To begin the transition into the New Ecological Paradigm, communities will act as the doorways for ecological citizens to grow and withhold strong beliefs rooted in sustainable justice and environmental stewardship. Individuals will affect families’ behavior in becoming more sustainable on a daily basis, while corporations will promote ecological citizenship because of the positive effects on the environment and its employees. Ensuring a sustainable future is essential to the well being of not only humans, but also to the Earth and all of its creatures.
 
Works Cited

Dobson, Andrew. Citizenship and the Environment. Oxford: Oxford UP, 2003. Ebrary. Web. 17 Oct. 2011.

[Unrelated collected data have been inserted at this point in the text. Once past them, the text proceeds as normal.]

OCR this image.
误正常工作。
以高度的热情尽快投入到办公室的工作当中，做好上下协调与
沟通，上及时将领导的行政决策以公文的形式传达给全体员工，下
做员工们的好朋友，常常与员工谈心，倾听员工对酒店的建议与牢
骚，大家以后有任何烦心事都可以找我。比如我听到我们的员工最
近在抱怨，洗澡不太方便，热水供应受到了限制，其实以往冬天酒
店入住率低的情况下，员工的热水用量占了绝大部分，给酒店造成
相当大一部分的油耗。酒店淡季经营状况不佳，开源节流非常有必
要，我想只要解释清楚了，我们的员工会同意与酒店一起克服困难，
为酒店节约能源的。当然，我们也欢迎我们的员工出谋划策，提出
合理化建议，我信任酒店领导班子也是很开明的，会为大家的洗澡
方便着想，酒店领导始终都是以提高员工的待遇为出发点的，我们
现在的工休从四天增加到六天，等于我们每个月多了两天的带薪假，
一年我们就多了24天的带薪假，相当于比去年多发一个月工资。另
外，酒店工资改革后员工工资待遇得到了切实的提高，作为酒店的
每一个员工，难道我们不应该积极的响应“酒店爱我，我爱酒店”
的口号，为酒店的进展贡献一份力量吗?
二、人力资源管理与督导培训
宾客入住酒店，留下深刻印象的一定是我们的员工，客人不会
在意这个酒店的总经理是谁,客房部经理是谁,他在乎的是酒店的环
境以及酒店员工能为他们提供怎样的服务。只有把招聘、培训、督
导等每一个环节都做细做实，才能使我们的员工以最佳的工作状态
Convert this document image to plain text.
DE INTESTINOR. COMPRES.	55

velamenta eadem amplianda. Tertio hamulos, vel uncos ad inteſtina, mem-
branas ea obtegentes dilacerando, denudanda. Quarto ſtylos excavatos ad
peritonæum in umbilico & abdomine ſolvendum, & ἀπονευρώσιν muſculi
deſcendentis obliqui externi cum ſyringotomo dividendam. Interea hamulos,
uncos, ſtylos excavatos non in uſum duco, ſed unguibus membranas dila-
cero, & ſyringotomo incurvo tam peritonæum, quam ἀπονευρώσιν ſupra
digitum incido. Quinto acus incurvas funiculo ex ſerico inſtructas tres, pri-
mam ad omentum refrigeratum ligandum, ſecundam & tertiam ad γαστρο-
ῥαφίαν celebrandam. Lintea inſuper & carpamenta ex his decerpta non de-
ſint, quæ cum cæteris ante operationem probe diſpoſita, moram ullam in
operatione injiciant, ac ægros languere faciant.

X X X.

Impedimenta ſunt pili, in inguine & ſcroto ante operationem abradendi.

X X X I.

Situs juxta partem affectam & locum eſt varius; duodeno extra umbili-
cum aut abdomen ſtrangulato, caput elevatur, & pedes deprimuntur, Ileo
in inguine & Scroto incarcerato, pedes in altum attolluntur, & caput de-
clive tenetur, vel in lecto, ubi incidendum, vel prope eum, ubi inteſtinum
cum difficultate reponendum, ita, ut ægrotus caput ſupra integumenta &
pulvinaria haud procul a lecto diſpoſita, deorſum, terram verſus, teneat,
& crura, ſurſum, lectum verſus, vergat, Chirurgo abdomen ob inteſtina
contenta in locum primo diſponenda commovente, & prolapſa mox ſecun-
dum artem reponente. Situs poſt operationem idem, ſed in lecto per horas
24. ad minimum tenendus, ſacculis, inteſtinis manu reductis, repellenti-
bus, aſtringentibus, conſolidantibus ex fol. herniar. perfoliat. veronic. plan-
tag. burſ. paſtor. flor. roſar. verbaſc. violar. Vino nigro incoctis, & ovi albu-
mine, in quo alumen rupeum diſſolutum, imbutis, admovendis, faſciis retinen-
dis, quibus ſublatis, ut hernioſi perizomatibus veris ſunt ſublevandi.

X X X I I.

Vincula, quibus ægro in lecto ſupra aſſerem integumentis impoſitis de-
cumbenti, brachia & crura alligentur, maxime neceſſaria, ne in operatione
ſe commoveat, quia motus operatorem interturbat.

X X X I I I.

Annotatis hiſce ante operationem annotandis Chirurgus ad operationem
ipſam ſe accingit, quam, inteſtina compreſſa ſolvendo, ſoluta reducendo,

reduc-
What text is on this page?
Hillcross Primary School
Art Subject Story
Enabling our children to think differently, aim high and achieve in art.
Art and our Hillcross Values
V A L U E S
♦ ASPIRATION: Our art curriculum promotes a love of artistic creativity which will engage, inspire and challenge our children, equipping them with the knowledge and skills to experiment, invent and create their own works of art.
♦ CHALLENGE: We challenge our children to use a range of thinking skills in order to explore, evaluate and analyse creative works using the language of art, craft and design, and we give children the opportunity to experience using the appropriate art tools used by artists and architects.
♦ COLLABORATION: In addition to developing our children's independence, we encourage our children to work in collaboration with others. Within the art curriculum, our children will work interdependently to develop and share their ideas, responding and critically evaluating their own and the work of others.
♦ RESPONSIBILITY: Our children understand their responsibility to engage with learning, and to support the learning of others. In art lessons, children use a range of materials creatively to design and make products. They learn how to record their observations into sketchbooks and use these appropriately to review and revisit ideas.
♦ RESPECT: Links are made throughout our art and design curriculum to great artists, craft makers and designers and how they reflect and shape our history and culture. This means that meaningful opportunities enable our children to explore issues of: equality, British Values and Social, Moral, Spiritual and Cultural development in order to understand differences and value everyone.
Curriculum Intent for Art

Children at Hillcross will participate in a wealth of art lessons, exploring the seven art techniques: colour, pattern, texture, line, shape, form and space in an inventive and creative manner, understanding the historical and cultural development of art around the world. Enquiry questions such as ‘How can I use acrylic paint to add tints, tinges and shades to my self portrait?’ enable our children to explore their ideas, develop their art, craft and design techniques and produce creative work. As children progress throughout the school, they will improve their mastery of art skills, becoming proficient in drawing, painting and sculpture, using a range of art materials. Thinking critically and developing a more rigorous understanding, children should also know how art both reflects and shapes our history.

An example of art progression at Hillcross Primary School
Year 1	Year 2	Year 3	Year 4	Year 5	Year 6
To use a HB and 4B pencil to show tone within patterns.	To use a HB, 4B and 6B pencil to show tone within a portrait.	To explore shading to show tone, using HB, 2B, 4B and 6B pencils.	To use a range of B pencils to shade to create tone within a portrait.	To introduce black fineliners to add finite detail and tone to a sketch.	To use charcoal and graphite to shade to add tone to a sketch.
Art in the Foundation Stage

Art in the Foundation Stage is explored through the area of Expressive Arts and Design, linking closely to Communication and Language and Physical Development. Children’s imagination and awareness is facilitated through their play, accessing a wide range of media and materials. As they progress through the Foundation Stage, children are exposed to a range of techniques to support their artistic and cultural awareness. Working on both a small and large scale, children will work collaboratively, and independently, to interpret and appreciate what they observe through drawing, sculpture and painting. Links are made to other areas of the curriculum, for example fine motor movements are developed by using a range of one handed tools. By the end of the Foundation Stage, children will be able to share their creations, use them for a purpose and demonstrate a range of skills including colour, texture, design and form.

Gill, Seyfang. “Shopping for Sustainability: Can Sustainable Consumption Promote Ecological Citizenship.” GreenFILE. EBSCO, Apr. 2005. Web. 18 Oct. 2011.

Kasemir, Bernd, Jill Jager, Carlo C. Jaeger, and Matthew T. Gardner, eds. Public Participation in Sustainability Science. Cambridge: Cambridge UP, 2003. Ebrary. Web. 17 Oct. 2011.

Smith, Mark J., and Piya Pangsapa. Environment and Citizenship: Integrating Justice, Responsibility and Civic Engagement. London: Zed, 2008.Ebrary. Web. 17 Oct. 2011.

Vitek, William, and Wes Jackson, eds. The Virtues of Ignorance: Complexity, Sustainability, and the Limits of Knowledge. Lexington, KY: University of Kentucky, 2008. Print.

Wilk, Richard. “Consumption Embedded in Culture and Language: Implications for Finding Sustainability.” Sustainability: Science, Practice & Policy. Vol. 6. Bloomington: Department of Anthropology, Indiana University, 2010. 38-48. GreenFILE. Web. 18 Oct. 2011.